You've just left a job interview. What do you do? You call your mom, your partner and your friend, talk it through and then send your interview thank-you letter. That’s good etiquette, right?
But suppose you have an interview in Japan, Germany or Mexico City. Is it still appropriate to send a thank-you letter after the interview? And in what format should it be written?
Etiquette dictates such notes should be sent within 48 hours of the meeting. These letters are expected, and there are some general guidelines to follow, as discussed in many job-seeking guides. A thank-you letter after an interview should be typed in business letter format and usually consist of one to two paragraphs acknowledging the interview, pointing out a few important points that impressed the candidate and restating strengths as they relate to the job, if appropriate.
When the American Way Doesn’t Apply
But the thank-you note seems to be a relatively American phenomenon. According to several Japanese professionals, thank-you notes are not customary in Japan. While it may not hurt the impression you create, it is certainly "not something you should or are supposed to do," says one Japanese banker.
So in Japan, a thank-you note for the interviewer may not be necessary.
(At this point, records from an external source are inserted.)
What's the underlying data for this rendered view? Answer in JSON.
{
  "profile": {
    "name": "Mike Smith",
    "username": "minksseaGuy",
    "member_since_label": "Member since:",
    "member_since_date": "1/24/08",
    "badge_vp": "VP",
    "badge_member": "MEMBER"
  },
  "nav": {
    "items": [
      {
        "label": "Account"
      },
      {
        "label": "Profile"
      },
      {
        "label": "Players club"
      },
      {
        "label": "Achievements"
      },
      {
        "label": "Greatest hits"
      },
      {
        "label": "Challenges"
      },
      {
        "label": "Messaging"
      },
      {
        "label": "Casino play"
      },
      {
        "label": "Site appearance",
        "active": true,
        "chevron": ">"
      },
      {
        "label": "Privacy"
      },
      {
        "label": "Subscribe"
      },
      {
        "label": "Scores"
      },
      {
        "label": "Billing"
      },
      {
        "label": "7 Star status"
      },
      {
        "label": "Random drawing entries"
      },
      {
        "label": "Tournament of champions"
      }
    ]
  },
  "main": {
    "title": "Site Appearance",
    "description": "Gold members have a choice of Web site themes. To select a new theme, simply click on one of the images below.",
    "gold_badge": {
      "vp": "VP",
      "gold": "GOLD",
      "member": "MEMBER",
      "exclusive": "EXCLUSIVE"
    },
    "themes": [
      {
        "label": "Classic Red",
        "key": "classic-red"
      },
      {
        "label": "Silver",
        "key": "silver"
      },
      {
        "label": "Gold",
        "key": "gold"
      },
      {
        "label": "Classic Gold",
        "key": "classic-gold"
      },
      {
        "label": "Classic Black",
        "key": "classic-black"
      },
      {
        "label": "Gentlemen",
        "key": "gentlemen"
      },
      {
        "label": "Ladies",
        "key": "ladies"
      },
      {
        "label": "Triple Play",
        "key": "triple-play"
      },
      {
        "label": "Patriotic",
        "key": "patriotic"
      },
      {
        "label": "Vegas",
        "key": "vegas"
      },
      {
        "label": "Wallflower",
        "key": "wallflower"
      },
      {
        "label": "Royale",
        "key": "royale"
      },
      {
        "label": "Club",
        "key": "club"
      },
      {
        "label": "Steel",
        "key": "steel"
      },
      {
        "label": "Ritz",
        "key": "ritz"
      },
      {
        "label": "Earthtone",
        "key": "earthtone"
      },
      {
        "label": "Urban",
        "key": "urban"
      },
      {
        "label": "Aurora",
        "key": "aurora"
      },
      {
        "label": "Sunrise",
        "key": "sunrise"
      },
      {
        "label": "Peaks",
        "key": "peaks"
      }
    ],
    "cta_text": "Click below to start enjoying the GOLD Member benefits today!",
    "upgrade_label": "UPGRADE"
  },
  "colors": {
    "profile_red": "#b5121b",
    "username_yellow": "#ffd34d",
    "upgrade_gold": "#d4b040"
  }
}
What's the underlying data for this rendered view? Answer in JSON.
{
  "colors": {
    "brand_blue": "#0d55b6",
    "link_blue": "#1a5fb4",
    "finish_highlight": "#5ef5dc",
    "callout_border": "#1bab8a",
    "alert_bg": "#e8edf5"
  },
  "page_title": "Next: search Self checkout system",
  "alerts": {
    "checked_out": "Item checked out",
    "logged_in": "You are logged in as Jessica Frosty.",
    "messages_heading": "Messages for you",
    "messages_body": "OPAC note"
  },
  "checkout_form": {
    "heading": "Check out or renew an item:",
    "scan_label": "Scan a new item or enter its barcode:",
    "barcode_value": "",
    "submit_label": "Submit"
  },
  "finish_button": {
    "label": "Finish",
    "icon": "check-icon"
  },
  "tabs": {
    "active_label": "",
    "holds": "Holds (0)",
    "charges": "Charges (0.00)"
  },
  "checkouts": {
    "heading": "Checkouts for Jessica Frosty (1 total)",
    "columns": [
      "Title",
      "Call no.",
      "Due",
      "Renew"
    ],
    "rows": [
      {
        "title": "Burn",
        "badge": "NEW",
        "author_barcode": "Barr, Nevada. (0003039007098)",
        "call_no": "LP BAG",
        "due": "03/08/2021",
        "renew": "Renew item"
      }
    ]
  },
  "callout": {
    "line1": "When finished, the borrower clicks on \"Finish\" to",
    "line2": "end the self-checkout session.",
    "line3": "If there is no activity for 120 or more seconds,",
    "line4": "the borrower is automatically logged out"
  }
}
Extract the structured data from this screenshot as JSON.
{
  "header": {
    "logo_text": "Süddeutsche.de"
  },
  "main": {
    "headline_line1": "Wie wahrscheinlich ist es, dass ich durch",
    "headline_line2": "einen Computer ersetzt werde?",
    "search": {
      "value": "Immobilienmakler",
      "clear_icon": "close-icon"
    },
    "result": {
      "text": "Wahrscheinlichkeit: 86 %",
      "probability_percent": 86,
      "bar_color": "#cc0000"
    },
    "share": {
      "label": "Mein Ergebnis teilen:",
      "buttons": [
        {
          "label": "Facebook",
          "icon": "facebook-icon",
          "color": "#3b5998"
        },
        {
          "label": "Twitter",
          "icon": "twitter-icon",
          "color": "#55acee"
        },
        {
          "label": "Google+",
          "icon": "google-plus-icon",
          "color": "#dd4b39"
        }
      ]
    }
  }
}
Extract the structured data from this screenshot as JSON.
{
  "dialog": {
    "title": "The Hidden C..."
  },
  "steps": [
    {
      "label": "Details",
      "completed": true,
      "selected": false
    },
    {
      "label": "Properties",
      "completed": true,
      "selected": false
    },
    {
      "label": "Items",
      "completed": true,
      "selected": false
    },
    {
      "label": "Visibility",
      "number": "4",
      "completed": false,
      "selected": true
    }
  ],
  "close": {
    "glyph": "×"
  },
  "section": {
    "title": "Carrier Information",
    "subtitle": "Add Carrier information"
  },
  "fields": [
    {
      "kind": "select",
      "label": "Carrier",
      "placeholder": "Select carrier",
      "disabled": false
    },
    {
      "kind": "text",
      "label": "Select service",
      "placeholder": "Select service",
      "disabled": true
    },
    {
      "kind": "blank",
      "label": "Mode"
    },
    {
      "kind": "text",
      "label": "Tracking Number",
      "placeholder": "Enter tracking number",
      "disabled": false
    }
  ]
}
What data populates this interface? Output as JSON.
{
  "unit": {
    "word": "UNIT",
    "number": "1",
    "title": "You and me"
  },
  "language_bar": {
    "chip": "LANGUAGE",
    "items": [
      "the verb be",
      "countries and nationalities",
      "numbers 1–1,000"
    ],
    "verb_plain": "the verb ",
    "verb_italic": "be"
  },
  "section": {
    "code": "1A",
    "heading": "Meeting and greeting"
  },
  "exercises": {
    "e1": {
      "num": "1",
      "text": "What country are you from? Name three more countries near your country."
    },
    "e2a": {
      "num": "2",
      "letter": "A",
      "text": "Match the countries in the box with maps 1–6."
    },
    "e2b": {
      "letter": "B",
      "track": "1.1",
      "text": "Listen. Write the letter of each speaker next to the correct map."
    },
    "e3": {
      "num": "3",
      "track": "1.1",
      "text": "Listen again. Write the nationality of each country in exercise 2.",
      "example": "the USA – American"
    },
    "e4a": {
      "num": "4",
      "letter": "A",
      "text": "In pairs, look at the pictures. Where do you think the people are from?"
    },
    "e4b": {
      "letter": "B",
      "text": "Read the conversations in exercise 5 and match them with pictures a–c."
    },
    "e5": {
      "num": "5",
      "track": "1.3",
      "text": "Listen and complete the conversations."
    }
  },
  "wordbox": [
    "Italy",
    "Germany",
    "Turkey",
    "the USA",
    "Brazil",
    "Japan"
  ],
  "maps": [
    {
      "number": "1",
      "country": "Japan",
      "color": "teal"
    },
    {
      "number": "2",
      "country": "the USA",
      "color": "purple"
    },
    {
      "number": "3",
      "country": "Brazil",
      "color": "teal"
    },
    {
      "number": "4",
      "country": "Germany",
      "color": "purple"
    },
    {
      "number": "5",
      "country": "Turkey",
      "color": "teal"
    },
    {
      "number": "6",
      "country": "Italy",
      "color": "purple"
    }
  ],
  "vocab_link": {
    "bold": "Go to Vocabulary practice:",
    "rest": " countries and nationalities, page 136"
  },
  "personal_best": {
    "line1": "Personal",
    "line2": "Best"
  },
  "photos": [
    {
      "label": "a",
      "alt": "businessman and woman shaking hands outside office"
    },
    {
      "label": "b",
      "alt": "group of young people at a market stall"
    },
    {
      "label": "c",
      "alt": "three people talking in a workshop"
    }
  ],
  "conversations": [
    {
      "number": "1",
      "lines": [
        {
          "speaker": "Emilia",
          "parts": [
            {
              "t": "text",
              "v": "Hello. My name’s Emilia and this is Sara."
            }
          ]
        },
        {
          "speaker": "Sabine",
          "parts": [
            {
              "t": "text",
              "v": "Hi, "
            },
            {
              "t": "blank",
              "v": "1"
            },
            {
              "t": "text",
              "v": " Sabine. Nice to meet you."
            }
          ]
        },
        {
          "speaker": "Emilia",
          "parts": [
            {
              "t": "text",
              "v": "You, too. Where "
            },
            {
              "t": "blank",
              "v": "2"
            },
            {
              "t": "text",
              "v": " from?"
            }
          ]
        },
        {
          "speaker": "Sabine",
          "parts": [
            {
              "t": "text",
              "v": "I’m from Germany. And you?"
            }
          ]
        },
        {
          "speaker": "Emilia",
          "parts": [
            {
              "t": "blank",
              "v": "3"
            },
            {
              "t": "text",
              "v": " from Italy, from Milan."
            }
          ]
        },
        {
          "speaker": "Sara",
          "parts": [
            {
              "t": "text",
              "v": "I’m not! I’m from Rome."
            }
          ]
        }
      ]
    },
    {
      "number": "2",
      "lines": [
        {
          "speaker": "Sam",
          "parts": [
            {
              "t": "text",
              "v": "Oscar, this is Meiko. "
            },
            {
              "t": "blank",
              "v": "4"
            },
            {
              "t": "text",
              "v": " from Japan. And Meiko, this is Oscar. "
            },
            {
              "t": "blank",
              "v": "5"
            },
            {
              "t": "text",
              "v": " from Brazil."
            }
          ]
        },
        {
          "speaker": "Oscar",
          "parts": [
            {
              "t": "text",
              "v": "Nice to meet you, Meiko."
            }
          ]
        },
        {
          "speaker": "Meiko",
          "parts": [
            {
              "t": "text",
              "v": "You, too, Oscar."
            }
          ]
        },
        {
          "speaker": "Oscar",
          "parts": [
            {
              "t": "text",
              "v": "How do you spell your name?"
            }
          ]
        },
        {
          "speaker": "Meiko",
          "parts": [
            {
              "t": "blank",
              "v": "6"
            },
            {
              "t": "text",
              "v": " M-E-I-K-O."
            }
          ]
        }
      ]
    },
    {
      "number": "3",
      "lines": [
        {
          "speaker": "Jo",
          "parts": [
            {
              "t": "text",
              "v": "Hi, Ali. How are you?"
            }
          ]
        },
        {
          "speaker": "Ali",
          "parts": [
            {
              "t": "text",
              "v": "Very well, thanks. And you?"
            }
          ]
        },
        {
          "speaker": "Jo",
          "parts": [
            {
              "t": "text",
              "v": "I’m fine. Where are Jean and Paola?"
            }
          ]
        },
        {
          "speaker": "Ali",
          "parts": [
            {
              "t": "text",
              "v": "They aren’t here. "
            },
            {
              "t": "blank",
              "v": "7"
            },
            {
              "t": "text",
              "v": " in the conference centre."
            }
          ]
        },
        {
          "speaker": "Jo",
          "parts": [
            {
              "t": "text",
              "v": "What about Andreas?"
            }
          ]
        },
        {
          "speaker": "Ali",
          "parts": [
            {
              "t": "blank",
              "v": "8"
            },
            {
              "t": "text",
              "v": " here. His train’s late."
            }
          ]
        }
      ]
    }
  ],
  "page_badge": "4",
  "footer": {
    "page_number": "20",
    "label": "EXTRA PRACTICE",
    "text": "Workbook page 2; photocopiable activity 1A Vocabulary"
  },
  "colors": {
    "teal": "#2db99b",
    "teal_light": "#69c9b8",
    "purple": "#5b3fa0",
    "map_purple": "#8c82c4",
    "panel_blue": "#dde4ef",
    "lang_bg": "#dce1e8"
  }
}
But if that job lead was found through a connection or personal acquaintance, the person who introduced the opportunity often expects some expression of gratitude, like a small gift.
Generally throughout Europe, the employer is the one to follow up.
"In general, sending thank-you notes is not as common in Germany and Portugal as in the US," says former Monster contributor Elizabeth Kruempelman.
According to one senior IT professional who has conducted interviews in several European countries, he has never received a thank-you letter after an interview from a job applicant.
The same is true in the UK, according to Paul Harvey, new media manager at Fuel Inc. and a British national who has extensive experience in the US. Harvey, who recently interviewed a number of candidates, indicates thank-you letters are not common and may be decreasingly so.
A recruitment manager at Proctor and Gamble in the UK agrees, saying, "[Here], it is not common or expected to send any sort of thank-you note after an interview."
In Latin America, thank-yous are optional. In the past, they have been handwritten but are currently typed, at least in major Latin cities. As in Europe, the follow-up after an interview is usually the employer's responsibility.
How Americans Should Proceed
What does all this mean for the US global job seeker? Americans should be careful not to appear overly eager or aggressive -- an American stereotype -- by calling often to follow up and see how the interview process is progressing. While it is not inappropriate to send a note of thanks, it is generally not expected.
If you are dealing with a US company or an American interviewer, it is probably best to follow standard US etiquette even if overseas. American hiring managers looking for a global staff should remember that candidates they're interviewing from other countries may wait to hear from you. This signals politeness and respect in their culture, not passivity or disinterest.